LENS Outputs

RAFT outputs are available in a project’s outputs/ directory. The outputs/ directory can contain a variety of subdirectories but generally includes at least qc/, reports/, and samples/.

Tool-specific outputs

LENS runs a multitude tools to predict tumor antigens. The outputs from these tools are available in the outputs/samples/ directory (described below). Some of these outputs include:

  • Trimmed FASTQs (fastp)

  • BAMs (bwa-mem2 (DNA alignment), samblaster (duplicate marked), star (RNA alignment))

  • Transcript counts (salmon)

  • Somatic variants (mutect2, varscan2, strelka2)

  • Annotated somatic variants (snpeff)

  • Germline variants (deepvariant)

  • Phased variants (jacquard)

  • HLA calls (seq2hla)

  • HLA allele-specific expression (seq2hla)

  • Splice variants (snaf)

  • Expressed viruses (modified VirDetect)

  • Fusion variants (starfusion)

  • Tumor purity (sequenza)

  • Copy Number Alterations (cnvkit)

  • Expressed ERVs

  • Gene signatures (binfotron)

Hierarchical Output Directory Structure

Directories containing sample-level outputs (qc/ and samples/) follow:

samples/
  \__<DATASET>
        \__<PAT_NAME>
              \__<RUN_NAME>

Therefore, samples outputs are defined by the Dataset, Pat_Name, and Run_Name columns from the user-provided manifest.

Some situations, like variant calling, may involve multiple samples from the same patient. In this case, the <RUN_NAME>/ directory is defined as <RUN_NAME_1>_<RUN_NAME2>/.

samples/

Sample-level outputs can be found within the samples/ directory. Outputs are partitioned by sample where appropriate.
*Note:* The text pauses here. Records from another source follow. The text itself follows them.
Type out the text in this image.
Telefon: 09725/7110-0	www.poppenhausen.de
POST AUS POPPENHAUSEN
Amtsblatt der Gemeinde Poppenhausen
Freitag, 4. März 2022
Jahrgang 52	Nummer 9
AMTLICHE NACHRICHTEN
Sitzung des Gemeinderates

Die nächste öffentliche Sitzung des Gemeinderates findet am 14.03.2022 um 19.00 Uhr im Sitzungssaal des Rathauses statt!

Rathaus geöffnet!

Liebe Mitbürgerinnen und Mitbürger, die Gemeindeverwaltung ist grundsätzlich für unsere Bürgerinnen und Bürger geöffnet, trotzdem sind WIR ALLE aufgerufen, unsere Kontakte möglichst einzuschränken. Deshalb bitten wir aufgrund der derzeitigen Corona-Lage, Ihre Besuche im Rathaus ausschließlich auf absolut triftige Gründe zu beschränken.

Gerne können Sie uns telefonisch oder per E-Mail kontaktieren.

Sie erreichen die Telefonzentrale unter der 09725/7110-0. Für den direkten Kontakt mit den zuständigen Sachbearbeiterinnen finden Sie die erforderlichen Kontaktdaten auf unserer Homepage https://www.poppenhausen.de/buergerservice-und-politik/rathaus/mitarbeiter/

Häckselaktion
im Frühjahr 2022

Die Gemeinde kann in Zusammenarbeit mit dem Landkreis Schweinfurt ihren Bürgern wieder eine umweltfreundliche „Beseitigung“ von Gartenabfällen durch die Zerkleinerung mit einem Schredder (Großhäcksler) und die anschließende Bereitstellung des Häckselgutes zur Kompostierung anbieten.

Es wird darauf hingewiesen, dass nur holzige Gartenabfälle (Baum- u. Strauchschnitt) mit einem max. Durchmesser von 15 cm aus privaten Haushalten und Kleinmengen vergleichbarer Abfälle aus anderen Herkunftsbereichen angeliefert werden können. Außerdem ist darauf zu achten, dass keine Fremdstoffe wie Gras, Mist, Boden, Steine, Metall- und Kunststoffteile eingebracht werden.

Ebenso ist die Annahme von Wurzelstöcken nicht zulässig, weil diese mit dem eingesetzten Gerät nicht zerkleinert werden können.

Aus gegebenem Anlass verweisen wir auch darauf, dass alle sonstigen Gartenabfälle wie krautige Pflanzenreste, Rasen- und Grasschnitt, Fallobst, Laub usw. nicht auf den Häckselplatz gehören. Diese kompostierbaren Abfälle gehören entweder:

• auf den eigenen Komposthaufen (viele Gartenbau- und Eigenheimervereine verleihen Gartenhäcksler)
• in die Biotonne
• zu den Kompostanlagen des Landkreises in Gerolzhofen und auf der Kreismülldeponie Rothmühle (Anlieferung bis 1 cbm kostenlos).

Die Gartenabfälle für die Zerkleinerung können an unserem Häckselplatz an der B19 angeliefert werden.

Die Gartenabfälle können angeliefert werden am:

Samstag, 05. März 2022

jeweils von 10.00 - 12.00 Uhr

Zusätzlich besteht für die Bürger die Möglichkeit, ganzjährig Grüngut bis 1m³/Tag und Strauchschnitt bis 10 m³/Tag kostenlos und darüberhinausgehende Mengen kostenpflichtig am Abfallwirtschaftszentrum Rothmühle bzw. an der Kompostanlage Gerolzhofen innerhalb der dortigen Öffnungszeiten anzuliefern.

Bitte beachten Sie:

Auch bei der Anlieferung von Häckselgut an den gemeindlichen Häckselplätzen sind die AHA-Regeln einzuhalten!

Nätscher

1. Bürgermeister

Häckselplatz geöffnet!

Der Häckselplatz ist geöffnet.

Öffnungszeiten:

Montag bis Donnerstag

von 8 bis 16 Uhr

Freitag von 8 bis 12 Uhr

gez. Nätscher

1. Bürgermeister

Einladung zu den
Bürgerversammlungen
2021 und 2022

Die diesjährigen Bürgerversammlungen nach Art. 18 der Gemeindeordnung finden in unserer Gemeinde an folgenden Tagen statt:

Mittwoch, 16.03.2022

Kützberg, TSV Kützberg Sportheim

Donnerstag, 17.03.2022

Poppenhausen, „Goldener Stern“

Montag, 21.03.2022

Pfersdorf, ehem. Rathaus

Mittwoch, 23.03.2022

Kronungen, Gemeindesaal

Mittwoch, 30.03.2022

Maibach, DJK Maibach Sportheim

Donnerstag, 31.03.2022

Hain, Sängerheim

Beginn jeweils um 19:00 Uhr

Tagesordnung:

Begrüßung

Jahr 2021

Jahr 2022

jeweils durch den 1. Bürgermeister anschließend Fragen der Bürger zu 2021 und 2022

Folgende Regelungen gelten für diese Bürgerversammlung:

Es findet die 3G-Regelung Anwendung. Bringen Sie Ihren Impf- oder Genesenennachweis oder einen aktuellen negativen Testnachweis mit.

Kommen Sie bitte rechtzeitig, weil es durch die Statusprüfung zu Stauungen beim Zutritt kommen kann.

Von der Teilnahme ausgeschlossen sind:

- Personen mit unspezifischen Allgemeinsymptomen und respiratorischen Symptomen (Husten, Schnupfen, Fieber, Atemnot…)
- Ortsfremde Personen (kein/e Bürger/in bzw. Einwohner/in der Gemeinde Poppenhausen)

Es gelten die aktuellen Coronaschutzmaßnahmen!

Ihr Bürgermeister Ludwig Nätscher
For example, the outputs for samples ar-279 for patient Pt01 in datasets Foo_2024 can be found in outputs/samples/Foo_2024/Pt01/ar-279/.
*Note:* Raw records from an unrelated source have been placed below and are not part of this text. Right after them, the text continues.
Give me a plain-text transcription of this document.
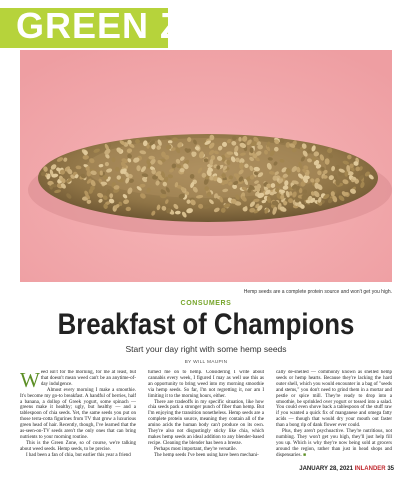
GREEN ZONE
Hemp seeds are a complete protein source and won't get you high.
CONSUMERS
Breakfast of Champions
Start your day right with some hemp seeds
BY WILL MAUPIN

Weed isn't for the morning, for me at least, but that doesn't mean weed can't be an anytime-of-day indulgence.

Almost every morning I make a smoothie. It's become my go-to breakfast. A handful of berries, half a banana, a dollop of Greek yogurt, some spinach — greens make it healthy; ugly, but healthy — and a tablespoon of chia seeds. Yet, the same seeds you put on those terra-cotta figurines from TV that grow a luxurious green head of hair. Recently, though, I've learned that the as-seen-on-TV seeds aren't the only ones that can bring nutrients to your morning routine.

This is the Green Zone, so of course, we're talking about weed seeds. Hemp seeds, to be precise.

I had been a fan of chia, but earlier this year a friend

turned me on to hemp. Considering I write about cannabis every week, I figured I may as well use this as an opportunity to bring weed into my morning smoothie via hemp seeds. So far, I'm not regretting it, nor am I limiting it to the morning hours, either.

There are tradeoffs in my specific situation, like how chia seeds pack a stronger punch of fiber than hemp. But I'm enjoying the transition nonetheless. Hemp seeds are a complete protein source, meaning they contain all of the amino acids the human body can't produce on its own. They're also not disgustingly sticky like chia, which makes hemp seeds an ideal addition to any blender-based recipe. Cleaning the blender has been a breeze.

Perhaps most important, they're versatile.

The hemp seeds I've been using have been mechani-

cally de-shelled — commonly known as shelled hemp seeds or hemp hearts. Because they're lacking the hard outer shell, which you would encounter in a bag of "seeds and stems," you don't need to grind them in a mortar and pestle or spice mill. They're ready to drop into a smoothie, be sprinkled over yogurt or tossed into a salad. You could even shove back a tablespoon of the stuff raw if you wanted a quick fix of manganese and omega fatty acids — though that would dry your mouth out faster than a bong rip of dank flower ever could.

Plus, they aren't psychoactive. They're nutritious, not numbing. They won't get you high, they'll just help fill you up. Which is why they're now being sold at grocers around the region, rather than just in head shops and dispensaries. ■

JANUARY 28, 2021 INLANDER 35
ls samples/Foo_2024/Pt01/ar-279/
fastp
salmon_aln_quant
samtools_coverage
seq2hla
seqtk_subseq
starfusion

Each subdirectory, (e.g. starfusion/) contains symbolic links to the output files contained within the project’s work/ dirctory.

qc/

Quality control data for each sample can be found in the qc/ directory. These outputs are generally tool-level reported metrics. The funnel analyses for each tumor antigen source can also be found in the qc/ directory.

reports/

The reports/ directory contains reports generated by Nextflow:

  • dag.dot - A directed acyclic graph dot file that can be used to understand the flow among processes. The .dot file can be converted to a graph using graphviz.
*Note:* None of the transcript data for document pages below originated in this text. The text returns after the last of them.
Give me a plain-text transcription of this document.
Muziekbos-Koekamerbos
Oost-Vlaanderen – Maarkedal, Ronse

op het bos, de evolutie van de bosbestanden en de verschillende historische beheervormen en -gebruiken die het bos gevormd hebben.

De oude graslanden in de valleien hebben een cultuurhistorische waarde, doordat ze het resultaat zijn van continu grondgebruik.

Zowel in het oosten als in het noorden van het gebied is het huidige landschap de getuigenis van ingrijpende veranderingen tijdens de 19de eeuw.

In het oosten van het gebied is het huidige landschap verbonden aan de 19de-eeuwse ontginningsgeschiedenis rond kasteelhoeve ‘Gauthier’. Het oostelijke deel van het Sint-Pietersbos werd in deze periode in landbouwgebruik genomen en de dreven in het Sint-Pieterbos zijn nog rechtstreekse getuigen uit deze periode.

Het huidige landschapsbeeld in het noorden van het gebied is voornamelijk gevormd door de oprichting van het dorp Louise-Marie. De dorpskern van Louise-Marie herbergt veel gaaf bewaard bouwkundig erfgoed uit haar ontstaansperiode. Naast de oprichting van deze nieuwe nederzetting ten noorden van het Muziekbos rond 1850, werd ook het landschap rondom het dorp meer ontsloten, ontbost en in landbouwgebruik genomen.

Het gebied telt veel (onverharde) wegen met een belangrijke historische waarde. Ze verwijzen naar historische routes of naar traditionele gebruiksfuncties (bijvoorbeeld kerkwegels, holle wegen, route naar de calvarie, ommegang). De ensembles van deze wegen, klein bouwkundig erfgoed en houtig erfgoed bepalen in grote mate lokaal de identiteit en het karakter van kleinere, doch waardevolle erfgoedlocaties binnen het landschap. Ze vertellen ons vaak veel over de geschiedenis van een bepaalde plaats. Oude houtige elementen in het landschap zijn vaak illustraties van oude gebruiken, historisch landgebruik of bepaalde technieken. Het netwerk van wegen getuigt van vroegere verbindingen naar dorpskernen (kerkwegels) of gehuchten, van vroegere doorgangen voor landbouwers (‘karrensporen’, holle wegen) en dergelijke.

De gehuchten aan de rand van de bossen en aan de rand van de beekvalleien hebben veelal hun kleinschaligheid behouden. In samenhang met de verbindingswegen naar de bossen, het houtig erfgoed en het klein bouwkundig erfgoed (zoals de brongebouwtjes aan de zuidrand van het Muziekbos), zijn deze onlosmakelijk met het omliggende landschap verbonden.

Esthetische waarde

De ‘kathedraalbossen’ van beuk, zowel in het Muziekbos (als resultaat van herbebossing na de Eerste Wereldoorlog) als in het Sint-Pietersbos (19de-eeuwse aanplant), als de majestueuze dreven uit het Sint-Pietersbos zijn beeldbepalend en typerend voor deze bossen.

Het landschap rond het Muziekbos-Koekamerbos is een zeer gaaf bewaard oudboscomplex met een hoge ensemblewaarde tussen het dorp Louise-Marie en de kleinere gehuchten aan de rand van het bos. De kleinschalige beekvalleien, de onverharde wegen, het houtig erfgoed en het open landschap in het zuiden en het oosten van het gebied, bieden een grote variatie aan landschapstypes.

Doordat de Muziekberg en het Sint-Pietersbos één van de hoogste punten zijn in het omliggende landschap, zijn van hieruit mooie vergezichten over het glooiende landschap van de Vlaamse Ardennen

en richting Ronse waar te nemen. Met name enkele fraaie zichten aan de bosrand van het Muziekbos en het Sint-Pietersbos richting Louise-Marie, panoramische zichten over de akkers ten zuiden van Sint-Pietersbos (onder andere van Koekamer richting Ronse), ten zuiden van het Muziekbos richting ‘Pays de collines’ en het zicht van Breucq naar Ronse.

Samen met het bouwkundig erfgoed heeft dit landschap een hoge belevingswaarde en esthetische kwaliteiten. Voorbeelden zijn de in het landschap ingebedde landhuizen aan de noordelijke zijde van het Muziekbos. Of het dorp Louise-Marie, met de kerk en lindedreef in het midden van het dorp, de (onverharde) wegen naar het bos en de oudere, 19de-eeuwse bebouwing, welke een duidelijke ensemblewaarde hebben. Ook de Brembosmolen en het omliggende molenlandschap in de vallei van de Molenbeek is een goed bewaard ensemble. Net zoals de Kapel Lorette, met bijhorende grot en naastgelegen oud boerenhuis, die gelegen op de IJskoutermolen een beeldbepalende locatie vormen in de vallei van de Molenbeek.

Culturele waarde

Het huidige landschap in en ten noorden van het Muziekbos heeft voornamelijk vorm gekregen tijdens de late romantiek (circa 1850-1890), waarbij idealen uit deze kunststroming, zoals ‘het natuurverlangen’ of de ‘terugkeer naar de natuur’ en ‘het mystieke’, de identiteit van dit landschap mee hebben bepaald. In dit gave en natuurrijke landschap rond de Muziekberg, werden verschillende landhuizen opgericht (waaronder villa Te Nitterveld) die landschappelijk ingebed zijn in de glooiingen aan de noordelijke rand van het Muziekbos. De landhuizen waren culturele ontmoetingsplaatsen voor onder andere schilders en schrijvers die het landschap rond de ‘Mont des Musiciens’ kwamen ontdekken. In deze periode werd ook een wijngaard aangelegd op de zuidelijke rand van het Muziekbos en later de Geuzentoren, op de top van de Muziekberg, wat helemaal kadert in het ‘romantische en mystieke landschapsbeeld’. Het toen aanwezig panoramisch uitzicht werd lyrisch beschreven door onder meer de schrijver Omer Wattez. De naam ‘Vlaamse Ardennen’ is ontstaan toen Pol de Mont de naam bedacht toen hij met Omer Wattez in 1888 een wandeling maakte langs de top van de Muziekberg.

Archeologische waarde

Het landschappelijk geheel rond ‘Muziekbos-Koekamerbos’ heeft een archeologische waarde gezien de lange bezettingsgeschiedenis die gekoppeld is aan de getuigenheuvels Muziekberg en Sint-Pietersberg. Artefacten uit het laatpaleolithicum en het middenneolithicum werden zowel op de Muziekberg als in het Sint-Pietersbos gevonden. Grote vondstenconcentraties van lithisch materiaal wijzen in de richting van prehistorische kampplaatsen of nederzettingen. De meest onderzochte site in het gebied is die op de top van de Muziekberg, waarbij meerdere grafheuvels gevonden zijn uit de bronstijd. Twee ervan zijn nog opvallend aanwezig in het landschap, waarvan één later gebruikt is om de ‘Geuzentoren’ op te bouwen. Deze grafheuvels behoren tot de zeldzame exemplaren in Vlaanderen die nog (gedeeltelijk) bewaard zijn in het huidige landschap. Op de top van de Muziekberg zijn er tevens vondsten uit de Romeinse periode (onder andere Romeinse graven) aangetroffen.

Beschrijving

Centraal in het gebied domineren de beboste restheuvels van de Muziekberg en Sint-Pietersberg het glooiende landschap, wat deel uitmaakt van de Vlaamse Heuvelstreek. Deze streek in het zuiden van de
  • report.html - A report with a wealth of information regarding each process run by the workflow. Useful for understanding resource limitations within the workflow.

  • timeline.html - A report showing a graphical representation of each process’s run time.

  • trace.txt - A text file containing information about each process run. Useful for troubleshooting as process names can be grepped. This file exists within the project’s log/ directory while the workflow is running.